Drugs For You pharmacy wishes for us to design and develop an automated Prescription Tracking System (PTS). The requirements are as follows:
The system is to keep track of the following information for each customer:
Each customer's prescription history will record the following information about each prescription:
A unique prescription ID number assigned by the pharmacy
The medication being prescribed
The prescribing physician's name and telephone number
The date of issue
Number of refills authorized
Number of "units" per prescription refill, where a "unit" might be a pill, a teaspoon, a milliliter (ml), etc.—see discussion of medications, next
Whether or not it's OK to provide the customer with a generic substitute, if one exists
For each medication stocked by the pharmacy, the system will track
The "unit" by which the medication is prescribed (pills, teaspoons, ml, etc.)
Which medications can serve as "generic" equivalents of which other medication(s)
Any common side effects associated with taking the medication
The system is required to support the following queries (some will be printed as hardcopy reports, others will be viewed online only):
A prescription history—that is, a report of all prescriptions ever issued to a given customer—as requested by a given customer
A report of all side effects of a given medication, to be enclosed with each prescription dispensed
A list of all generic substitutes available for a given medication
Whether a given prescription is refillable: that is, whether any refills remain and whether the prescription has yet to expire
A real-life prescription tracking system would be quite complicated; we suggest the following simplifications to make the PTS problem a bit more tractable for beginning-level object-oriented programmers.
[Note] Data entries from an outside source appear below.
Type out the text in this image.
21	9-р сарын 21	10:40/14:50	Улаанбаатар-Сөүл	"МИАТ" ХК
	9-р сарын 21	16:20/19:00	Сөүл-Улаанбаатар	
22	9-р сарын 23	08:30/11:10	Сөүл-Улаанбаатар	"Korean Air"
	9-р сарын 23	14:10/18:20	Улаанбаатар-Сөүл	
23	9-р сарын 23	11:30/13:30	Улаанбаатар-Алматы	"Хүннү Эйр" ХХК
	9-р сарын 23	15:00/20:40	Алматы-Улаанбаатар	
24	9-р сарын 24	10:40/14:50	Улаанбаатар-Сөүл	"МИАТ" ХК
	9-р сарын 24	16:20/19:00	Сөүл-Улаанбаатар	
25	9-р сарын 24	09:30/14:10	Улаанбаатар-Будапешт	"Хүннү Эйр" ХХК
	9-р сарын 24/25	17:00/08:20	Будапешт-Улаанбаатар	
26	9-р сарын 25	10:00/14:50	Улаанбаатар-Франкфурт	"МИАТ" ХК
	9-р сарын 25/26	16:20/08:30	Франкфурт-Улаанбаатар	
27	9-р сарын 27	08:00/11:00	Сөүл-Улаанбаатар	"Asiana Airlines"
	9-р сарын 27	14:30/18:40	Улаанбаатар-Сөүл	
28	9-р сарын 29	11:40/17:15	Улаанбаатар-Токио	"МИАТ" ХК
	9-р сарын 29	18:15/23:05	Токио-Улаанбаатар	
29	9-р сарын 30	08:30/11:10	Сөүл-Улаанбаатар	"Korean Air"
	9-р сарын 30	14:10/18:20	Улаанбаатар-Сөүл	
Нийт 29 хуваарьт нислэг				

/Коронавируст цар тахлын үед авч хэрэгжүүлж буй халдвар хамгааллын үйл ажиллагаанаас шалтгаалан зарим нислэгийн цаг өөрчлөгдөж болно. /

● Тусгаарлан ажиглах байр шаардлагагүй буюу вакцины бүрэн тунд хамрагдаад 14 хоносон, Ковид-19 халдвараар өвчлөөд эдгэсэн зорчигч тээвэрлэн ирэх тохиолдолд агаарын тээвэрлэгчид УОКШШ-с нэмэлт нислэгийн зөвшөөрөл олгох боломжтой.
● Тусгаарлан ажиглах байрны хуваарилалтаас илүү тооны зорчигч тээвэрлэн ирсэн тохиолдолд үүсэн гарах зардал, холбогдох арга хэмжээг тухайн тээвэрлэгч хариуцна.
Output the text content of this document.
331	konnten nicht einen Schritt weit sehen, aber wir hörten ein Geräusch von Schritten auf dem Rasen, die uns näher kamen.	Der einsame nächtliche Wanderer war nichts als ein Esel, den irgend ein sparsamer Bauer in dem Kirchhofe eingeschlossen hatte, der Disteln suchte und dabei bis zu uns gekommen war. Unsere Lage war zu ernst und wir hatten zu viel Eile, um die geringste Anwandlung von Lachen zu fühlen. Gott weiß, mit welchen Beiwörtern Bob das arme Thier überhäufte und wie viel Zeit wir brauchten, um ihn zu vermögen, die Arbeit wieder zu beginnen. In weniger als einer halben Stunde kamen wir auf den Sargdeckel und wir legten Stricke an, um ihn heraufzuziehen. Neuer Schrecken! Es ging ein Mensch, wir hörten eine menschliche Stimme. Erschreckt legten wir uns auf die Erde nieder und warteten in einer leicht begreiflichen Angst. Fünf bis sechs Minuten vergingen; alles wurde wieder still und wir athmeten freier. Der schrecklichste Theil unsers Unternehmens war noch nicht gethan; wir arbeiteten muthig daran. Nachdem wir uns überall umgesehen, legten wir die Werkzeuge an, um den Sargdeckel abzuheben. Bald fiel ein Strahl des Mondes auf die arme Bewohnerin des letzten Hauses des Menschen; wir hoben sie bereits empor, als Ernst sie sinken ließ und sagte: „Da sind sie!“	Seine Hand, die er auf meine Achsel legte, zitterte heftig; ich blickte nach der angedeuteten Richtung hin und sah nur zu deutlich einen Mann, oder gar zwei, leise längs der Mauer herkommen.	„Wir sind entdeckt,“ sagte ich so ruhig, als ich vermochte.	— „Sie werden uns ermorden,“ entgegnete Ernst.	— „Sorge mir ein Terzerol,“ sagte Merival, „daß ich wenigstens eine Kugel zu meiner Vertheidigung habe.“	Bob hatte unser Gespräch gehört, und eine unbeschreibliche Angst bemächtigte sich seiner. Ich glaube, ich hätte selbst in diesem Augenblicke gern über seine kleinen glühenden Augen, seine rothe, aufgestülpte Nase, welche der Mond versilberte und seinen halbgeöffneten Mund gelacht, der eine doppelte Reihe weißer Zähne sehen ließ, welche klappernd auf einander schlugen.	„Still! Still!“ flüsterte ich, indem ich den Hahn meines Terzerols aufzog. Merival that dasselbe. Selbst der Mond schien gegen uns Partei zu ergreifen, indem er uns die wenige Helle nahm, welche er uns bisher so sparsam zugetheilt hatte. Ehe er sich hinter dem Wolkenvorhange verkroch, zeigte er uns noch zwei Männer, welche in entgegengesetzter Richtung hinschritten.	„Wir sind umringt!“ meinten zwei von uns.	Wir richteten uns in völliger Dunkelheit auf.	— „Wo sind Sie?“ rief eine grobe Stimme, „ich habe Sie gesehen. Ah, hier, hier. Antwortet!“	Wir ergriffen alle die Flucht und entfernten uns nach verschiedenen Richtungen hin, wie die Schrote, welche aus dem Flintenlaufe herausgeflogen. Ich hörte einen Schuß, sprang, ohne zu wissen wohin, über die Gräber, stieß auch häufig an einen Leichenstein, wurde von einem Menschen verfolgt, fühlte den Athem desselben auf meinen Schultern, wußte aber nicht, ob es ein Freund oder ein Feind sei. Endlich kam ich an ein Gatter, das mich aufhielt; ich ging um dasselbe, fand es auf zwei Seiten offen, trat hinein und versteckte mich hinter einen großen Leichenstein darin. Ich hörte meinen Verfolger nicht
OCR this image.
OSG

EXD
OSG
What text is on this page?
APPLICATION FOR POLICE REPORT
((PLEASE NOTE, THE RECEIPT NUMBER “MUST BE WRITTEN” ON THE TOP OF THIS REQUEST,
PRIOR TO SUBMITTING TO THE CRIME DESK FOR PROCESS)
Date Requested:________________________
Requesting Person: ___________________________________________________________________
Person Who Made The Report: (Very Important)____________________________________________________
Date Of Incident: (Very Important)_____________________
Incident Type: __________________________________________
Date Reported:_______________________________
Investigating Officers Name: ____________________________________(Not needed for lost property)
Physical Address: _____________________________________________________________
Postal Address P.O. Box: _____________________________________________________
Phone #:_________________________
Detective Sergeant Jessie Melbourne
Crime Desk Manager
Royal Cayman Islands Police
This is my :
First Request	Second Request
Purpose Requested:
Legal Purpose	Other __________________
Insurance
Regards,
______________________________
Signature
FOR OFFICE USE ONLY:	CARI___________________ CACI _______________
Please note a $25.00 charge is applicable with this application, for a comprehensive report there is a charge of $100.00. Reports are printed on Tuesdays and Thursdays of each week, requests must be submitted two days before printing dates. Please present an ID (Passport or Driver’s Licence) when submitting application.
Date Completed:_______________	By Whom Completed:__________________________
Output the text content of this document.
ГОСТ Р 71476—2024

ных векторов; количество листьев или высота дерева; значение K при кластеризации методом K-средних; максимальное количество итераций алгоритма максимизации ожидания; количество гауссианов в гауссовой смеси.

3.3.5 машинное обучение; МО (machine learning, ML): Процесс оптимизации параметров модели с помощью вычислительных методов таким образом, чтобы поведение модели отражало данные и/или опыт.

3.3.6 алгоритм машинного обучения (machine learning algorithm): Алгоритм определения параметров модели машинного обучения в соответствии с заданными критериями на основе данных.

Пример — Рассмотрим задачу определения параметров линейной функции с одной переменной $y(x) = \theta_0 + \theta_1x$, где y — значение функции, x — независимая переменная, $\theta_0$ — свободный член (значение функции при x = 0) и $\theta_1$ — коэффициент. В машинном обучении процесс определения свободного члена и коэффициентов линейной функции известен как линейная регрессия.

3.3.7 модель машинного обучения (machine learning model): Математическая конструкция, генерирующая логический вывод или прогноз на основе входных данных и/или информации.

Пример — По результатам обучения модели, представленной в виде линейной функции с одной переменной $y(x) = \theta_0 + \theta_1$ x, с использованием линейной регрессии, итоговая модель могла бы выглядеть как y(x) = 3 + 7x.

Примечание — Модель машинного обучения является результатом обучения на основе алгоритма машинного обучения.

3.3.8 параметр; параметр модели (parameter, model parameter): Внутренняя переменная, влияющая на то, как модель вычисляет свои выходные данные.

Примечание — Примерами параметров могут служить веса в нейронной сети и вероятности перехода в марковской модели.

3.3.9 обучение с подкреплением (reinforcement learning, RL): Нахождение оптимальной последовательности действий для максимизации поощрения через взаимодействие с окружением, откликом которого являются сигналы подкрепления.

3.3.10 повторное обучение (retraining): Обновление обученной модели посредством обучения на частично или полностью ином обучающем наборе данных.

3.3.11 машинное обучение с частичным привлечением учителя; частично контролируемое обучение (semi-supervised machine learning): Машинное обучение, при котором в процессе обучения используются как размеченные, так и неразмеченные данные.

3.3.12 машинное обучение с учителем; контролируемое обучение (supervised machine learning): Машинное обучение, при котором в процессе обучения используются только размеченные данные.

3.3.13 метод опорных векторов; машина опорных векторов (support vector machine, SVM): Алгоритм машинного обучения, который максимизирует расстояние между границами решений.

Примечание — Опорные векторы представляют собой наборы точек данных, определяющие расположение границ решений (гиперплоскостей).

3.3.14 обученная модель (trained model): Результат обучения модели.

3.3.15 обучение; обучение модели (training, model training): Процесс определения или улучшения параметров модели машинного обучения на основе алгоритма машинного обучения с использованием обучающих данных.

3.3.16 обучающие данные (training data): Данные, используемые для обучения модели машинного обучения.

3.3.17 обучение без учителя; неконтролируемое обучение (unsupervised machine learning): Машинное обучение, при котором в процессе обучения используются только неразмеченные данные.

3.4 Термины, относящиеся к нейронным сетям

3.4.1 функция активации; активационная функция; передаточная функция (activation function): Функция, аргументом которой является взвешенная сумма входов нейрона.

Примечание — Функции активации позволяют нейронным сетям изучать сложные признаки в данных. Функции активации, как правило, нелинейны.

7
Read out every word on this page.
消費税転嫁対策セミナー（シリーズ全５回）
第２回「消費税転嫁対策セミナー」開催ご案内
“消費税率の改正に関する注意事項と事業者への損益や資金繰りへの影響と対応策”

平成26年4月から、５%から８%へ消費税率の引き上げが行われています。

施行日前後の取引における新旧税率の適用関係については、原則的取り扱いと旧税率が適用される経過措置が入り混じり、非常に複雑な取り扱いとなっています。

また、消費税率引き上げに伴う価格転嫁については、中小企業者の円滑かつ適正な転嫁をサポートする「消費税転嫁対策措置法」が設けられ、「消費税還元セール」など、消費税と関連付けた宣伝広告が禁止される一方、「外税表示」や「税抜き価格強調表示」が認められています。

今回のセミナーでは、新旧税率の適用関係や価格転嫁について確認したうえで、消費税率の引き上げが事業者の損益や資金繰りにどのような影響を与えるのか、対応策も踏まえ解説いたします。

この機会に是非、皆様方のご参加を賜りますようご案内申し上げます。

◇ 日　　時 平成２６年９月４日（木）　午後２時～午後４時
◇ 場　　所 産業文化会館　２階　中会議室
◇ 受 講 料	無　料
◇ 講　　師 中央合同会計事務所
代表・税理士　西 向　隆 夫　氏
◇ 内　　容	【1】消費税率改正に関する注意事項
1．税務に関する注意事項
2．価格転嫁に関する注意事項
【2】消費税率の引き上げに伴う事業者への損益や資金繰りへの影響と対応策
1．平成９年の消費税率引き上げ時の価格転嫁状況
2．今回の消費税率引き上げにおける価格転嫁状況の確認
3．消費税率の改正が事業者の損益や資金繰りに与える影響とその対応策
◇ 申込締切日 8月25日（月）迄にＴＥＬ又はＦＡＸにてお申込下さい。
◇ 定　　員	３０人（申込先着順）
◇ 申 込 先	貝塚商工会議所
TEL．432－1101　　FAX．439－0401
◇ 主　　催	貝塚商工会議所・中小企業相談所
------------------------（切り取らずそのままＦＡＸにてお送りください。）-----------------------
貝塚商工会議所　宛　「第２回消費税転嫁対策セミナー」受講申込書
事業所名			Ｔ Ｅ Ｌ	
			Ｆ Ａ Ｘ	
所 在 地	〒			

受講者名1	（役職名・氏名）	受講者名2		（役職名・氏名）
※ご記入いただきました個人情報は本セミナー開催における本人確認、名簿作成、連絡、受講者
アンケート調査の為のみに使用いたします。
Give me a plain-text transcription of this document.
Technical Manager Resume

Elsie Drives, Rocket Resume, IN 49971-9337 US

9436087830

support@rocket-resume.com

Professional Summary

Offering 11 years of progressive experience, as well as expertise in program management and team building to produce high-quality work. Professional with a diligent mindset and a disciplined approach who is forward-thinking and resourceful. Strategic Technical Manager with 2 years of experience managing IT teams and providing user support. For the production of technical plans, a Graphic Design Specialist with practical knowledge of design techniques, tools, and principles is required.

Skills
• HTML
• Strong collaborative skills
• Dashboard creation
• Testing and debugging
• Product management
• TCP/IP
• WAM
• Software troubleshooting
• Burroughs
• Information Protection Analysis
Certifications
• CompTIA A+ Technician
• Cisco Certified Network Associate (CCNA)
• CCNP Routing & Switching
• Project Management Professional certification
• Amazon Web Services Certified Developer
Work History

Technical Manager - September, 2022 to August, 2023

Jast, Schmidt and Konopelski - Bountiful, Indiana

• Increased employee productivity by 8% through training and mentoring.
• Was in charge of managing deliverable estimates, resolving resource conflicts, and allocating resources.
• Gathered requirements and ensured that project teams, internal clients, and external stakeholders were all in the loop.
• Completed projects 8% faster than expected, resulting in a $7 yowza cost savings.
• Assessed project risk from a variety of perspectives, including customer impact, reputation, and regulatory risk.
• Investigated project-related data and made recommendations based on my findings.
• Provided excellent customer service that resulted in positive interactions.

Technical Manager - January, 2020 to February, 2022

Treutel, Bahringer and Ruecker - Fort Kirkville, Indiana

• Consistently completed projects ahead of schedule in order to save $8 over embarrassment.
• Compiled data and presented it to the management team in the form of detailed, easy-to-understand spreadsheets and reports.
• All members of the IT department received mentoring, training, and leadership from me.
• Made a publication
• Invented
The system isn't to be concerned with billing matters in any way; that is, we aren't going to worry about computing the price to be paid for a prescription, nor will we be concerned with trying to get a customer's insurance company to reimburse the pharmacy in any way.
We'll assume that there is only one Drugs For You pharmacy location; that is, it isn't a chain of multiple stores.
The system isn't responsible for inventory control—that is, we'll assume that "infinite" quantities of all medications are in stock.
Assume that the prescription is always refilled with the same medication as was issued for that prescription the first time around; that is, we'll never initially fill the prescription with a generic medication, and then refill it with a nongeneric equivalent, or vice versa.